La rovesciata

rovesciata
di Aldo Germani

Hanno perso palla, l’ha recuperata Gianluca e ha allargato per Enzo, che vola sulla fascia col poco fiato che ancora gli resta. Tu sei dalla parte opposta, lontano quanto basta per non provarci, ma molli la marcatura e decidi di seguire l’azione. L’urlo che senti, appena inizi a correre, non è  l’incitamento di un tifoso, è il mister che s’incazza.

Tatticamente ha ragione, è inutile scoprirsi in quel modo: se attaccate già a destra tu copri a sinistra e stai pronto a tagliare se serve. Inappuntabile, perfetto. E infatti state ancora 0-0. Quegli schemi collaudati funzionano, se non vuoi perdere. Basta ridurre al minimo i rischi, come ti insegnano da che sei al mondo: non toccare che scotta, chi troppo vuole, fai il tuo dovere, non ti allargare. È una questione di metodo e di diligente consuetudine.

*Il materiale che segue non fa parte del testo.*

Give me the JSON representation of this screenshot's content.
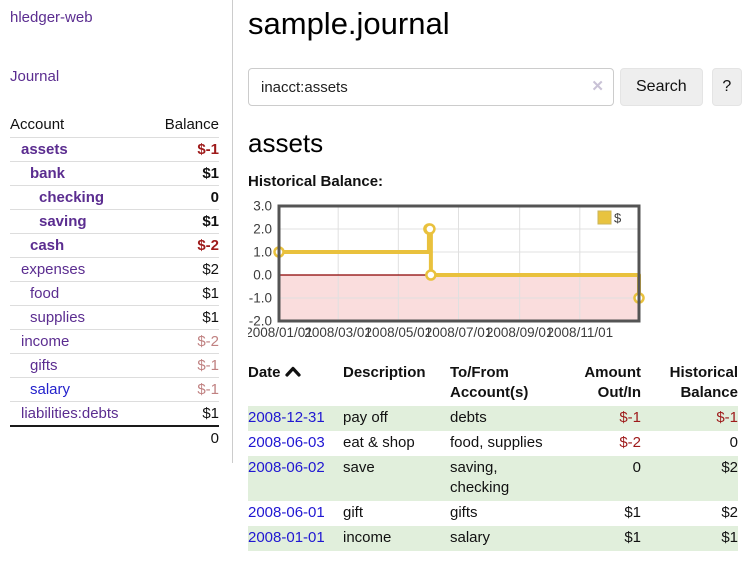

Eppure sei partito lo stesso, per l’istinto suicida con cui spesso ti inventi una giocata imprevista e poi finisce che ti metti da solo nei guai. Vuoi vincere, giochi per questo, a costo di perdere. Il mister non la pensa così.

Che male c’è a pareggiare? Un punto per uno, è meglio di niente. Equo, semplice, lineare.

Se non fai il tifo, spesso il calcio è una noia mortale.

Corri in uno spazio aperto di campo, inseguito dall’avversario che in realtà dovevi curare. Gli hai preso due metri e restano quelli; non è più veloce di te, soprattutto ora, a fine partita. Ci sono ancora quaranta metri tra te e la porta e intanto Enzo continua a seminare avversari. Forse va in porta da solo, forse non serve nemmeno che ti faccia vedere. Anche perché non sa che sei lì, è un altro il tuo posto: che ci fa un terzino in attacco? Il mister si sta sgolando e sai che la prossima la salti. Non lo sopporta quando improvvisi, quando fiuti la pericolosità di un’azione e ti spingi oltre il confine assegnato per vedere l’effetto che fa essere dove nessuno si aspetta di vederti giocare.

Quando Enzo alza la testa e ti vede lì in mezzo non ci pensa due volte. Fa partire un cross lungo, per scavalcare gli ultimi due difensori, e poi lasciarti inventare. Tre secondi all’impatto: non hai tempo di pensare a quale sia la giocata migliore. La palla spiove alta, a bordo di una traiettoria che promette di passarti appena poco sopra. Forse non è la curva giusta per colpirla al volo, ci sono certo parabole migliori, ma ora è lì. Alzi prima il destro perché sei mancino: non è una finta, è l’equilibrio che devi perdere per volare. Butti indietro la schiena, come quando hai imparato a darti la spinta sopra un’altalena, e stai sdraiato in aria il tempo che ti occorre a sforbiciare.

L’hai provata tante volte, l’hai immaginata fantasticando un gol spettacolare, non sai se funzionerà, ma questo non è mai stato un motivo sufficiente per impedirti di fare qualcosa. Il mister non urla più e sembra stare zitto anche il resto della truppa a bordo campo. Da che sei in volo, se ne stanno col fiato sospeso a chiedersi come ti è venuto in mente. Correggi il colpo negli ultimi istanti, cerchi il tempismo perfetto, speri nel vento, chiudi gli occhi e attendi il rumore di qualcosa dopo la rovesciata. Un boato o il nulla. Il tempo che ci metti a cadere è lo stesso che occorre al pallone per raggiungere la porta. Ti schianti a terra e non senti il palo. Enzo ha le mani nei capelli e ti guarda stupito. Questa volta non hai vinto. O forse invece sì.